Il souligne en outre que ces plateformes n'exécutent pas des ordres de bloc. Juste la version anonyme des ordres qui pourraient aussi bien s'exécuter sur leur carnet d'ordre visible (le lit book). Effectivement. La taille moyenne d'un ordre sur SmartPool (NYSE Euronext) avoisinne les 10.000 euros ,selon Lee Hodgkinson, son CEO. D'après lui, celle-ci se divise par trois pour Turquoise, et encore par trois pour Chi-Delta.

Per Loven souligne que la taille des transactions sur Liquidnet s'elève en moyenne à un  million d'euros.

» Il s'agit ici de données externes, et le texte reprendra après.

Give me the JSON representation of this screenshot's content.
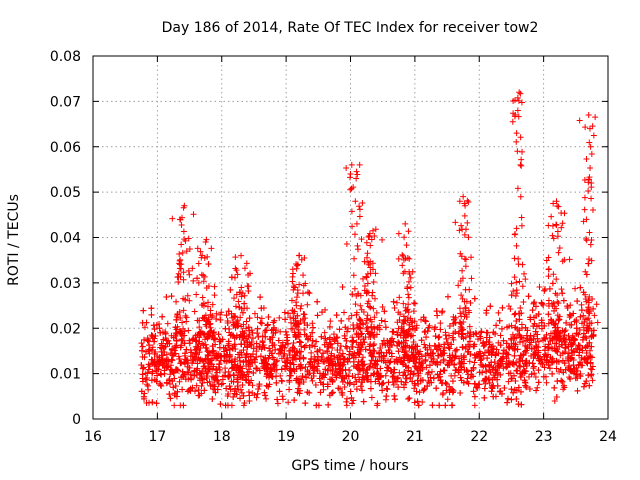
{
  "chart_data": {
    "type": "scatter",
    "title": "Day 186 of 2014, Rate Of TEC Index for receiver tow2",
    "xlabel": "GPS time / hours",
    "ylabel": "ROTI / TECUs",
    "xlim": [
      16,
      24
    ],
    "ylim": [
      0,
      0.08
    ],
    "x_ticks": [
      "16",
      "17",
      "18",
      "19",
      "20",
      "21",
      "22",
      "23",
      "24"
    ],
    "y_ticks": [
      "0",
      "0.01",
      "0.02",
      "0.03",
      "0.04",
      "0.05",
      "0.06",
      "0.07",
      "0.08"
    ],
    "grid": true,
    "marker": "+",
    "color": "#ff0000",
    "series": [
      {
        "name": "ROTI",
        "x_range": [
          16.75,
          23.78
        ],
        "typical_range": [
          0.004,
          0.025
        ],
        "approx_points": 3800,
        "notable_points": [
          {
            "x": 17.35,
            "y": 0.044
          },
          {
            "x": 17.42,
            "y": 0.047
          },
          {
            "x": 17.75,
            "y": 0.039
          },
          {
            "x": 18.3,
            "y": 0.036
          },
          {
            "x": 19.2,
            "y": 0.036
          },
          {
            "x": 20.0,
            "y": 0.054
          },
          {
            "x": 20.02,
            "y": 0.056
          },
          {
            "x": 20.1,
            "y": 0.043
          },
          {
            "x": 20.85,
            "y": 0.043
          },
          {
            "x": 21.75,
            "y": 0.049
          },
          {
            "x": 21.78,
            "y": 0.047
          },
          {
            "x": 22.58,
            "y": 0.063
          },
          {
            "x": 22.6,
            "y": 0.068
          },
          {
            "x": 22.62,
            "y": 0.072
          },
          {
            "x": 22.64,
            "y": 0.056
          },
          {
            "x": 22.58,
            "y": 0.042
          },
          {
            "x": 23.2,
            "y": 0.048
          },
          {
            "x": 23.7,
            "y": 0.067
          },
          {
            "x": 23.72,
            "y": 0.064
          },
          {
            "x": 23.73,
            "y": 0.06
          },
          {
            "x": 23.74,
            "y": 0.052
          }
        ],
        "bursts": [
          {
            "x": 17.4,
            "peak": 0.047
          },
          {
            "x": 17.75,
            "peak": 0.04
          },
          {
            "x": 18.3,
            "peak": 0.036
          },
          {
            "x": 19.2,
            "peak": 0.037
          },
          {
            "x": 20.1,
            "peak": 0.056
          },
          {
            "x": 20.3,
            "peak": 0.042
          },
          {
            "x": 20.85,
            "peak": 0.043
          },
          {
            "x": 21.75,
            "peak": 0.049
          },
          {
            "x": 22.6,
            "peak": 0.072
          },
          {
            "x": 23.2,
            "peak": 0.048
          },
          {
            "x": 23.7,
            "peak": 0.067
          }
        ]
      }
    ]
  }
}
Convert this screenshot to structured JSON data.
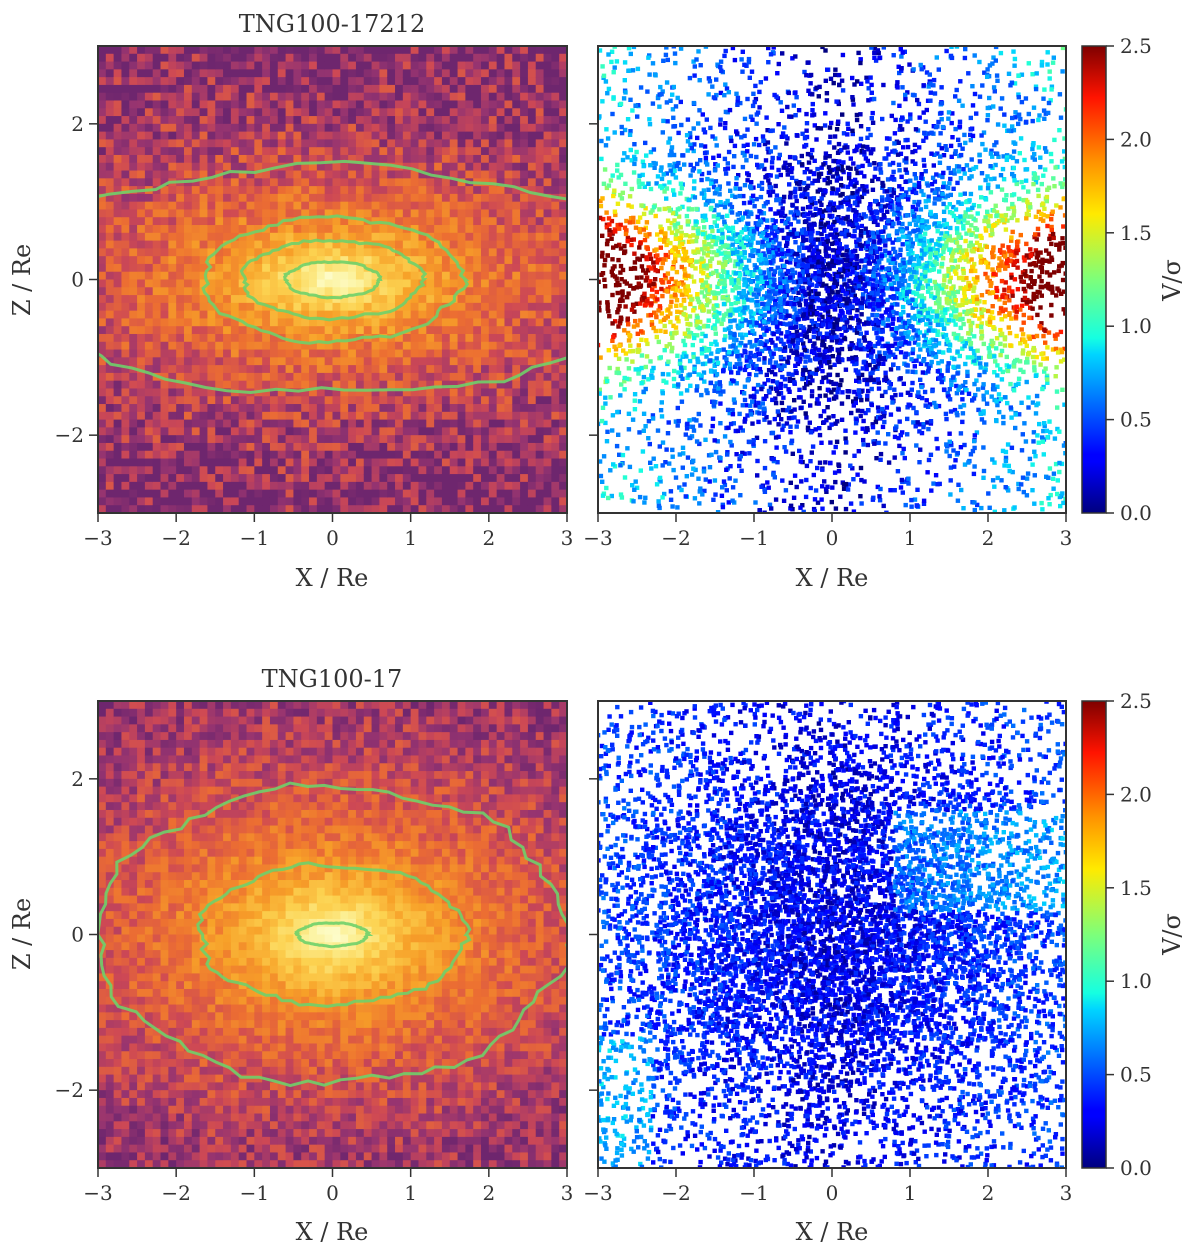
{
  "chart_data": [
    {
      "type": "heatmap",
      "title": "TNG100-17212",
      "xlabel": "X / Re",
      "ylabel": "Z / Re",
      "xlim": [
        -3,
        3
      ],
      "ylim": [
        -3,
        3
      ],
      "xticks": [
        "−3",
        "−2",
        "−1",
        "0",
        "1",
        "2",
        "3"
      ],
      "yticks": [
        "−2",
        "0",
        "2"
      ],
      "colormap": "inferno-like (purple → orange → pale yellow)",
      "contour_color": "#6fd06a",
      "contours": [
        {
          "level": "inner",
          "ax": 0.6,
          "az": 0.23
        },
        {
          "level": "second",
          "ax": 1.15,
          "az": 0.5
        },
        {
          "level": "third",
          "ax": 1.65,
          "az": 0.8
        },
        {
          "level": "outer",
          "ax": 4.2,
          "az": 1.45
        }
      ],
      "structure": "flattened stellar density, axis ratio ~0.45"
    },
    {
      "type": "scatter",
      "xlabel": "X / Re",
      "xlim": [
        -3,
        3
      ],
      "ylim": [
        -3,
        3
      ],
      "xticks": [
        "−3",
        "−2",
        "−1",
        "0",
        "1",
        "2",
        "3"
      ],
      "colorbar": {
        "label": "V/σ",
        "min": 0.0,
        "max": 2.5,
        "ticks": [
          "0.0",
          "0.5",
          "1.0",
          "1.5",
          "2.0",
          "2.5"
        ],
        "colormap": "jet"
      },
      "pattern": "strong rotation along the major axis: V/σ > 2.3 near |X| > 2, |Z| < 1; low V/σ (<0.4) along the minor axis X ≈ 0"
    },
    {
      "type": "heatmap",
      "title": "TNG100-17",
      "xlabel": "X / Re",
      "ylabel": "Z / Re",
      "xlim": [
        -3,
        3
      ],
      "ylim": [
        -3,
        3
      ],
      "xticks": [
        "−3",
        "−2",
        "−1",
        "0",
        "1",
        "2",
        "3"
      ],
      "yticks": [
        "−2",
        "0",
        "2"
      ],
      "colormap": "inferno-like (purple → orange → pale yellow)",
      "contour_color": "#6fd06a",
      "contours": [
        {
          "level": "inner",
          "ax": 0.45,
          "az": 0.15
        },
        {
          "level": "middle",
          "ax": 1.7,
          "az": 0.9
        },
        {
          "level": "outer",
          "ax": 3.0,
          "az": 1.9
        }
      ],
      "structure": "rounder stellar density, axis ratio ~0.6"
    },
    {
      "type": "scatter",
      "xlabel": "X / Re",
      "xlim": [
        -3,
        3
      ],
      "ylim": [
        -3,
        3
      ],
      "xticks": [
        "−3",
        "−2",
        "−1",
        "0",
        "1",
        "2",
        "3"
      ],
      "colorbar": {
        "label": "V/σ",
        "min": 0.0,
        "max": 2.5,
        "ticks": [
          "0.0",
          "0.5",
          "1.0",
          "1.5",
          "2.0",
          "2.5"
        ],
        "colormap": "jet"
      },
      "pattern": "slow rotator: V/σ mostly 0.0–0.6 everywhere, a few patches up to ~0.8"
    }
  ]
}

Une question de clientèle, selon lui.

Liquidnet s'adresse aux investisseurs institutionnels, Chi-Delta et les autres visent beaucoup plus large, mais plaisent surtout aux traders à haute fréquence.

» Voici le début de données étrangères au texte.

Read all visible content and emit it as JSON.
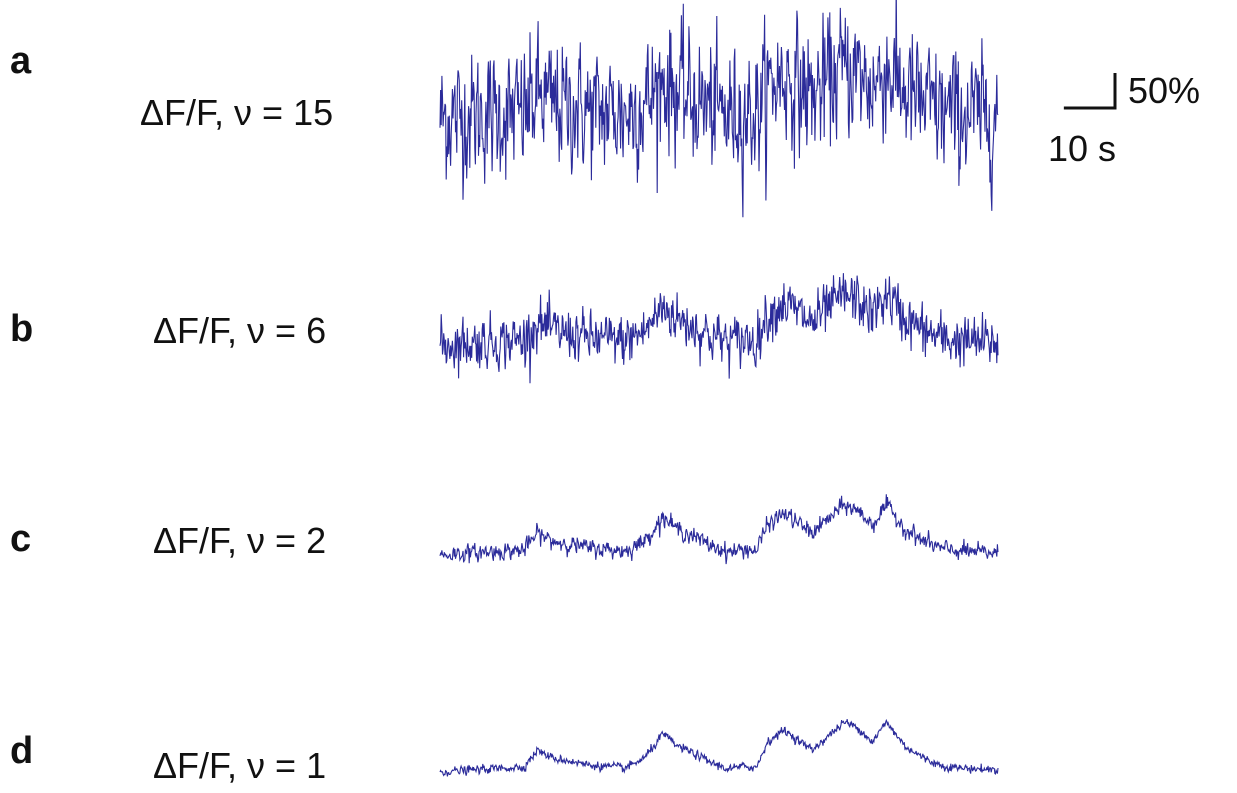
{
  "chart_data": [
    {
      "type": "line",
      "panel_letter": "a",
      "label": "ΔF/F, ν = 15",
      "trace_color": "#2b2b9a",
      "noise_level": 15,
      "x_range_s": [
        0,
        60
      ],
      "y_range_pct": [
        -40,
        140
      ]
    },
    {
      "type": "line",
      "panel_letter": "b",
      "label": "ΔF/F, ν = 6",
      "trace_color": "#2b2b9a",
      "noise_level": 6,
      "x_range_s": [
        0,
        60
      ],
      "y_range_pct": [
        -40,
        140
      ]
    },
    {
      "type": "line",
      "panel_letter": "c",
      "label": "ΔF/F, ν = 2",
      "trace_color": "#2b2b9a",
      "noise_level": 2,
      "x_range_s": [
        0,
        60
      ],
      "y_range_pct": [
        -40,
        140
      ]
    },
    {
      "type": "line",
      "panel_letter": "d",
      "label": "ΔF/F, ν = 1",
      "trace_color": "#2b2b9a",
      "noise_level": 1,
      "x_range_s": [
        0,
        60
      ],
      "y_range_pct": [
        -40,
        140
      ]
    }
  ],
  "scale_bar": {
    "y_label": "50%",
    "x_label": "10 s",
    "y_value_pct": 50,
    "x_value_s": 10
  },
  "underlying_signal": {
    "description_points_s": [
      0,
      5,
      9,
      10.5,
      12,
      14,
      16,
      20,
      22,
      24,
      25.5,
      27,
      29,
      31,
      33,
      34,
      35.2,
      37,
      38.5,
      40,
      42,
      43.5,
      45,
      46.5,
      48,
      50,
      52,
      54,
      56,
      58,
      60
    ],
    "description_points_pct": [
      0,
      3,
      5,
      22,
      14,
      11,
      7,
      4,
      14,
      38,
      26,
      20,
      10,
      3,
      6,
      4,
      30,
      42,
      32,
      22,
      38,
      50,
      44,
      30,
      50,
      26,
      14,
      6,
      4,
      3,
      2
    ]
  }
}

"Il suffit qu'un changement de régulation vienne diminuer le trading à haute fréquence, et ces dark pools vont disparaître" prédit Per Loven."Fondamentalement, ces plateformes n'apportent pas de valeur pour les marchés d'actions dans le monde" ajoute-t-il.

Ceci ne veut pas dire que les transactions anonymes vont disparaître. Au contraire, si l'on se fie au graphique de TABB Group.


Posté le 6 juillet 2010 par Jennifer Nille Réactions | Réagir

La fin du modèle horizontal des Bourses

Fairtrade Il n'y a pas si longtemps que cela, dans une galaxie où Chi-X et BATS n'existaient pas encore, les Bourses comme le London Stock Exchange et Euronext dénonçaient le modèle vertical, en silo, de Deutsche Börse.

Le groupe allemand prônait fièrement déjà à l'époque les avantages de ce modèle, où toute la chaîne des transactions (de la négociation, au règlement-livraison en passant par la compensation) est assurée par celui-ci.

Les arguments d'Euronext et du LSE s'avéraient purement défensifs. En 2004, la Bourse allemande a tenté de s'emparer du joyau de la City, puis, sous la pression de ses actionnaires (TCI et Atticus Capital), d'Euronext. Ils estimaient que le modèle de Deutsche Börse ne pouvait pas s'accorder avec le leur.

Le LSE et Euronext utilisent LCH.Clearnet pour la compensation et Euroclear comme organisme de règlement-livraison et banque de dépôt. Deux sociétés indépendantes, même si  les deux Bourses sont actionnaires de celles-ci. En face, Eurex Clearing et Clearstream assurent la même tâche pour Deutsche Börse. A la différence que celles-ci sont ses filiales. 

Depuis, la compétition féroce sur le trading dûe à Chi-X et consorts ont poussé les Bourses à revoir leur modèle. Le 12 mai, NYSE Euronext a annoncé son intention de mettre fin au partenariat avec LCH. Clearnet. Et lors de la présentation des résultats préliminaires du LSE, le 21 mai, le CEO Xavier Rolet (photo) a indiqué qu'il révisait cette relation.

Signe du déclin pour LCH.Clearnet, S&P a placé sa note sous surveillance négative deux jours après l'annonce de NYSE Euronext.

Le groupe transatlantique mise sur sa relation avec ses clients banquiers pour trouver un remplaçant à LCH.Clearnet. Mais le LSE lui envisage de reproduire le même modèle que Deutsche Börse. Les titres italiens (le LSE détient Borsa Italiana) fonctionnent sur ce modèle en silo.

L'avantage de ce modèle? Deutsche Börse peut proposer des offres croisées sur les dérivés et le cash, et éviter de toucher trop à ses tarifs de la sorte. Hormis les deux derniers trimestres, le groupe a publié des bénéfices depuis 2007.  Le LSE et NYSE Euronext ne peuvent pas en dire autant. 

Il faudra bien évidemment que le LSE possède son propre marché de dérivés. Le Joyau de la City doit encore se mordre les doigts d'avoir laissé filer le London International Financial Futures à Euronext. Mais Xavier Rolet y travaille.